Today's military spending is a fraction of the Cold War's, and today's military engagements are modest - if more numerous - than Cold War deployments of personnel and nuclear and conventional weapons. If history is any guide, the Bush Administration's current National Security Strategy will not "militarize" the country and its policies as Binnendijk and the others fear.

Dominance-lite doesn't allow for military transformation. For all the criticism of today's military posture, the U.S. military is not devoting enough resources to preparing for a future, serious threat. It is insufficiently reformed from its Cold War posture of preparing to fight a large enemy in a set-piece battle on European soil. A generous estimate of U.S. spending on research, development, and procurement of high-tech, transformational weapons would be 15%. Yet such transformational programs are the ones that would put the country on a path to be able to secure victory if, in the coming decades, a powerful new adversary were to challenge U.S. military strength. If Binnendijk and the dominance-lite crowd continues to see the technological advances that make the U.S. "able to win victories at low cost" as the real danger facing the country, transformation will fall even farther behind.

Dominance-lite assumes other powers, such as the Europeans, have calibrated their defense spending correctly. The main beef of those who criticize the Bush National Security Strategy seems to be that it harms relations with U.S. friends in Europe. But to propose that falling in line with the Europeans - on defense spending, say - will better serve U.S. interests assumes that the Europeans' own post-Cold War strategy has been calibrated right. That's a flawed assumption. The Europeans have virtually halved their defense spending since the end of the Cold War. They've so cannibalized their militaries that in the Balkan conflict on their own European territory, they were unable to carry out the military action. U.S. fighter aircraft had to wage the lion's share of both the Bosnia and Kosovo air wars, because the Europeans lacked - and still lack - the precision weaponry and communications technology needed. Never mind that falling closer into line with European defense postures would harm U.S. interests - it would harm Europe's perennial interest in getting the U.S. to carry out its work.

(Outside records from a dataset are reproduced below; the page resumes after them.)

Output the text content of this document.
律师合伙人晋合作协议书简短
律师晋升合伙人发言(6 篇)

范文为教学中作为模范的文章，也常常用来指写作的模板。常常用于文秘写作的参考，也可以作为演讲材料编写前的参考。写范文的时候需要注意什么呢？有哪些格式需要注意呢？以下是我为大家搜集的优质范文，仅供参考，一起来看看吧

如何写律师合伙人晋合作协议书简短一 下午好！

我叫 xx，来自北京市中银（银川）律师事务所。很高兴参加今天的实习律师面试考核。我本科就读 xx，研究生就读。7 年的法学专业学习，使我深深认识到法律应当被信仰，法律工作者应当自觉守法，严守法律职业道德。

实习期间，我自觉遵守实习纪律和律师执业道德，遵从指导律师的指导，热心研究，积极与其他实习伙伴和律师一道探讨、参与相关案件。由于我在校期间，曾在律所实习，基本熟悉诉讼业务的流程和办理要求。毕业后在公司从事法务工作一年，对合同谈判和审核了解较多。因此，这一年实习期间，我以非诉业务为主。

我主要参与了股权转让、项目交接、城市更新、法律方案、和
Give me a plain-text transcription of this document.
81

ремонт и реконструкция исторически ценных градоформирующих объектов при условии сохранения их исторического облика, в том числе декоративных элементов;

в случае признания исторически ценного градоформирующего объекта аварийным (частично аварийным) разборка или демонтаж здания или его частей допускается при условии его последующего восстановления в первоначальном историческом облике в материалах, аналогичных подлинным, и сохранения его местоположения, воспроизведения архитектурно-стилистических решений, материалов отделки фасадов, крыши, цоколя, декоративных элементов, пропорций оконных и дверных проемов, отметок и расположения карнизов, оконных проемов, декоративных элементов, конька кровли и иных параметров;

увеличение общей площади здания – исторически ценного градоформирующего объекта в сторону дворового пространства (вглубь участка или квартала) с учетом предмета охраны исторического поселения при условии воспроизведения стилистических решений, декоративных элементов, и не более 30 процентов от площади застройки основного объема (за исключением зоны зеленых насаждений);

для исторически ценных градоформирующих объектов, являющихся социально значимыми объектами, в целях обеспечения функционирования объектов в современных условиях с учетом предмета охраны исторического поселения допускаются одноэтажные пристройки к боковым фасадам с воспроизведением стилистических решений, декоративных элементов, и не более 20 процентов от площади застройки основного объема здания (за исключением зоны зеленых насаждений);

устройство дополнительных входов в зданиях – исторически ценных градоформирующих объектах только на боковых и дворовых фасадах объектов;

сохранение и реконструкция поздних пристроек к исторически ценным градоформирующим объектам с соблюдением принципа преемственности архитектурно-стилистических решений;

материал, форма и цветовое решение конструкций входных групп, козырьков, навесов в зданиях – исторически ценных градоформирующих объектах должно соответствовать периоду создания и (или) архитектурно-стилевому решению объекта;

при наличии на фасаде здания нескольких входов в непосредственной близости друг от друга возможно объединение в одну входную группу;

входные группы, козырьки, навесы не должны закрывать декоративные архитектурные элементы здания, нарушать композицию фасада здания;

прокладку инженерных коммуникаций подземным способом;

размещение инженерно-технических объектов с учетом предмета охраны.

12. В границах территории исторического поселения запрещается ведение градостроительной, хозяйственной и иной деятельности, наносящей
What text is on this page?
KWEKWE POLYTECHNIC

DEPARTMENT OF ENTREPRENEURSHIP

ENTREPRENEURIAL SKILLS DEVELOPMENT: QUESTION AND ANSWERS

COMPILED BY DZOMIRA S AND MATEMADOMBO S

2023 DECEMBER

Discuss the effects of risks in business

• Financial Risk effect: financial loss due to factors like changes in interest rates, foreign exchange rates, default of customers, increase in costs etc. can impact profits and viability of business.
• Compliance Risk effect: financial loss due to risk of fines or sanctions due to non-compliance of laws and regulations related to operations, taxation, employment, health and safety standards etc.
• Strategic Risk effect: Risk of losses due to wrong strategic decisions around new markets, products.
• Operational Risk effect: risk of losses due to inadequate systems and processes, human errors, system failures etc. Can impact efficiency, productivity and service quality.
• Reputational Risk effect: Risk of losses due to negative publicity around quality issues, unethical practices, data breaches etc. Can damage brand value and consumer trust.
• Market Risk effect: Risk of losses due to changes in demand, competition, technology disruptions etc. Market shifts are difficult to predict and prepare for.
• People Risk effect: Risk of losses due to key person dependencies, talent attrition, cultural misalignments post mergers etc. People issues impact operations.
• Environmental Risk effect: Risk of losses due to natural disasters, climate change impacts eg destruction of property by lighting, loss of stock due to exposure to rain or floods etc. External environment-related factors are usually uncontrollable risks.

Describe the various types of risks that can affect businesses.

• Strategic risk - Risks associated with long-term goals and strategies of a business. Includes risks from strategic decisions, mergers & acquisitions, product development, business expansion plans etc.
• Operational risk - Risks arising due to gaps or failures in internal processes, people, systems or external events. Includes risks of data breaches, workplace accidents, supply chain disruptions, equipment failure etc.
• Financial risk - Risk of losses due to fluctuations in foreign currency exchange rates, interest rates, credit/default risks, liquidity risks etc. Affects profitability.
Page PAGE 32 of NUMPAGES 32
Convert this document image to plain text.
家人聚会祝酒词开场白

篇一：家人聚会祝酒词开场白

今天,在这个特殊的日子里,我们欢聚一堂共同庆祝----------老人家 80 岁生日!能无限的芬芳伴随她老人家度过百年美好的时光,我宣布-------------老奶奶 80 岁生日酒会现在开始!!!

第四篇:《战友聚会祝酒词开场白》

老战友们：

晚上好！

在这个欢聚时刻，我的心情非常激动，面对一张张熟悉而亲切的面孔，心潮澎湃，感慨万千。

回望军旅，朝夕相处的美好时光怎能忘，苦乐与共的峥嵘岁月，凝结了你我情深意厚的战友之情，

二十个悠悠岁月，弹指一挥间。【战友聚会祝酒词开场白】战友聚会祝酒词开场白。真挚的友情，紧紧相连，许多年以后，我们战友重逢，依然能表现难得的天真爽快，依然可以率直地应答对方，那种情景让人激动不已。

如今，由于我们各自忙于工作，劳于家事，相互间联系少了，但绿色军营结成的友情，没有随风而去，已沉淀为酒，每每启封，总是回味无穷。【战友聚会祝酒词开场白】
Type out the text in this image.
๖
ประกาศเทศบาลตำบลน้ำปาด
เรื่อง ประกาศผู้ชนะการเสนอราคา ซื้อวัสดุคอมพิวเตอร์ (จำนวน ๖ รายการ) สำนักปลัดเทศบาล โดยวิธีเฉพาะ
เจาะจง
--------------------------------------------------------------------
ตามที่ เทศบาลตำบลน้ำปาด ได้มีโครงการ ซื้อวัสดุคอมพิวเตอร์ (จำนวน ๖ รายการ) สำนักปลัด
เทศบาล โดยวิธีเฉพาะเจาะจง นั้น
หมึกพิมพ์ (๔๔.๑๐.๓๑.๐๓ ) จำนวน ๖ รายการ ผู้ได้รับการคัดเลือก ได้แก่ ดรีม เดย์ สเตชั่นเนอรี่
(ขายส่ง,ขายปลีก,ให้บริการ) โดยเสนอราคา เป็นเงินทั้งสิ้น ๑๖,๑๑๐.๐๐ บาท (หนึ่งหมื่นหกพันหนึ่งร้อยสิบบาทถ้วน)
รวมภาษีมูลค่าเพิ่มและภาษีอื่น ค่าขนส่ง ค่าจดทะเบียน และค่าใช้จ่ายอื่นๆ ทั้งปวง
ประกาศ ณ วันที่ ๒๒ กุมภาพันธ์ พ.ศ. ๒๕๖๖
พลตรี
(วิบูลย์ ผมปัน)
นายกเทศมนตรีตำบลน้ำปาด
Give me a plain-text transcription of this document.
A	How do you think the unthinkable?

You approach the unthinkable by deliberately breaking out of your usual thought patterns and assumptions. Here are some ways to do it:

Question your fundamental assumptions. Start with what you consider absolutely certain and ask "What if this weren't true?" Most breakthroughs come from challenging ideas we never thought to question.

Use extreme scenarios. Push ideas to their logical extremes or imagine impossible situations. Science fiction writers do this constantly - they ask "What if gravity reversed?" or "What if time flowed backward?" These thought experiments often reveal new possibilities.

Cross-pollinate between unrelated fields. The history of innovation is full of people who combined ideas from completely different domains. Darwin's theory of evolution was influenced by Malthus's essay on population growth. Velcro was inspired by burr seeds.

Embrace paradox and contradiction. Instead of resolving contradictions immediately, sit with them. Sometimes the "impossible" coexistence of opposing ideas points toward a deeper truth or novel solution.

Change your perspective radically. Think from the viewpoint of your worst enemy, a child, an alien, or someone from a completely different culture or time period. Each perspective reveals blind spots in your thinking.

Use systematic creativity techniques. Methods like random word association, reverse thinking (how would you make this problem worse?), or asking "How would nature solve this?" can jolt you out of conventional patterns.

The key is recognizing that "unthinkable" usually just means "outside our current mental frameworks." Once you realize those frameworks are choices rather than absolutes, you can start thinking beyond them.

The critics may respond that they don't mind if the U.S. dominates, they just want it to act as though it doesn't. Such a proposal assumes a degree of gullibility on the part of other countries that is both insulting and chauvinistic.

None of this is to say the U.S. should reach for a military option when it has a diplomatic one. But the idea that U.S. inferiority to another power, parity with another power, or self-handicapped dominance-lite would bring about a global pax diplomatica flies in the face of history, recent experience, and good sense.